In the current economic climate, tenants with the benefit of break clauses in leases are more likely to take advantage of them. Unfortunately, however, there is usually plenty of room for error when serving a break notice.
A common mistake, where companies operate in groups, is to serve the break notice in the wrong name or on the wrong company. In Prudential Assurance Company Ltd v Exel UK Ltd [2009] EWHC 1350 (Ch); [2009] PLSCS 200, the High Court was asked to consider a break notice served on behalf of one of two joint tenants. Both companies were part of the same group, but one was dormant. The solicitor that served the notice described itself as the authorised agent of the trading parent (although the break notice included a heading in which both companies were named as tenants under the lease).
A questions arose as to whether the notice was valid since it did not purport to be served on behalf of the dormant company. The judge held that the solicitor was duly authorised to serve the notice on behalf of both companies, because they had each delegated authority to a central property department that instructed solicitors on their behalf. However, that did not suffice to validate the notice.
Notices must be clear and unambiguous. The question is not how the landlord understood the notice, but how a reasonable recipient would have understood it. Such a recipient should not be left in any reasonable doubt about how and when the notice is intended to operate.
A misnomer might, in certain circumstances, be an obvious error that the court can overlook.

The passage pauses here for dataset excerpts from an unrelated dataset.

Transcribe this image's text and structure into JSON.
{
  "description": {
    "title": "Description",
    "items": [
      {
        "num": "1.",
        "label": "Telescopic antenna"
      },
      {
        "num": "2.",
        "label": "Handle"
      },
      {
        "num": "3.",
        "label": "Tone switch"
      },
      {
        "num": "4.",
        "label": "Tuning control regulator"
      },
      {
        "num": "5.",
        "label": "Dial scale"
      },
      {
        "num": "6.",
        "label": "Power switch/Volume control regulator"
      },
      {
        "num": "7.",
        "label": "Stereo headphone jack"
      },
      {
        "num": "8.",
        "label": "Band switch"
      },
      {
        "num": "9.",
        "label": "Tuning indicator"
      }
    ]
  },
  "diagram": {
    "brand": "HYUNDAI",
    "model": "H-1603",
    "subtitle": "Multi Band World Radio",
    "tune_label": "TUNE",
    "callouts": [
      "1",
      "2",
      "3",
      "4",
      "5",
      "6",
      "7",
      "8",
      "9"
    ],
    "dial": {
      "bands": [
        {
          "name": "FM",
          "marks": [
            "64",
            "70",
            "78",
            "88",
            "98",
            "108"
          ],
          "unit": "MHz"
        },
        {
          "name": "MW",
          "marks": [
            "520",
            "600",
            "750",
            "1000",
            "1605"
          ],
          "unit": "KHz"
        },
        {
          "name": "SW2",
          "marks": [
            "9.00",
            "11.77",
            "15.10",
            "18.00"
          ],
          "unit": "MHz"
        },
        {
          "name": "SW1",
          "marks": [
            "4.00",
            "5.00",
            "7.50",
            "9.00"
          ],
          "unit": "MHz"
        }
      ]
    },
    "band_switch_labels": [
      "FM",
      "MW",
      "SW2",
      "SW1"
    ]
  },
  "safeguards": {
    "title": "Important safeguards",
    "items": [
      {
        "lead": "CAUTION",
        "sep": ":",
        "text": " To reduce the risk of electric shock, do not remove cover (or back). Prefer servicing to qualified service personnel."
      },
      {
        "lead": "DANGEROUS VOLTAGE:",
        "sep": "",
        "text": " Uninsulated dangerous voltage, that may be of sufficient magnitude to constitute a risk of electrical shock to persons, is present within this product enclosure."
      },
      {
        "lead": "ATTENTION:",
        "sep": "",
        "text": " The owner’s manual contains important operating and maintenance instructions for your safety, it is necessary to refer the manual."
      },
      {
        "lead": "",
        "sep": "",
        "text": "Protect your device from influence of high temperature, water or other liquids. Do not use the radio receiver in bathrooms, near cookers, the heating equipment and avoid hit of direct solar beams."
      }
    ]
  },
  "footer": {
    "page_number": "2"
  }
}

However, the notice that was served on the landlord would have created real uncertainty in the mind of a reasonable recipient. The statement that the notice was given on behalf of the parent company alone was in clear contrast to the description of both companies as tenants under the lease. As a result, the landlord would have been unsure whether the notice was being served on behalf of the dormant company. Consequently, the notice was invalid and the tenant remained liable under the lease.
Two important practical points arise from this decision. Tenants should check the registers of title (or, where the title is unregistered, the title deeds), and the information held by the Registrar of Companies to establish in which names break notices should be served.
In addition, where instructions to serve break notices are received from third parties, firms would be well advised to verify their authority to act on the instructions received. In a downturn, most landlords actively challenge break notices. However, in a more favourable economic climate, when properties are in demand, the judge warned that firms that serve break notices may find themselves liable in damages to the landlord for breach of warranty of authority if it subsequently transpires that they have not obtained the requisite authority to serve such a notice on behalf of the tenant.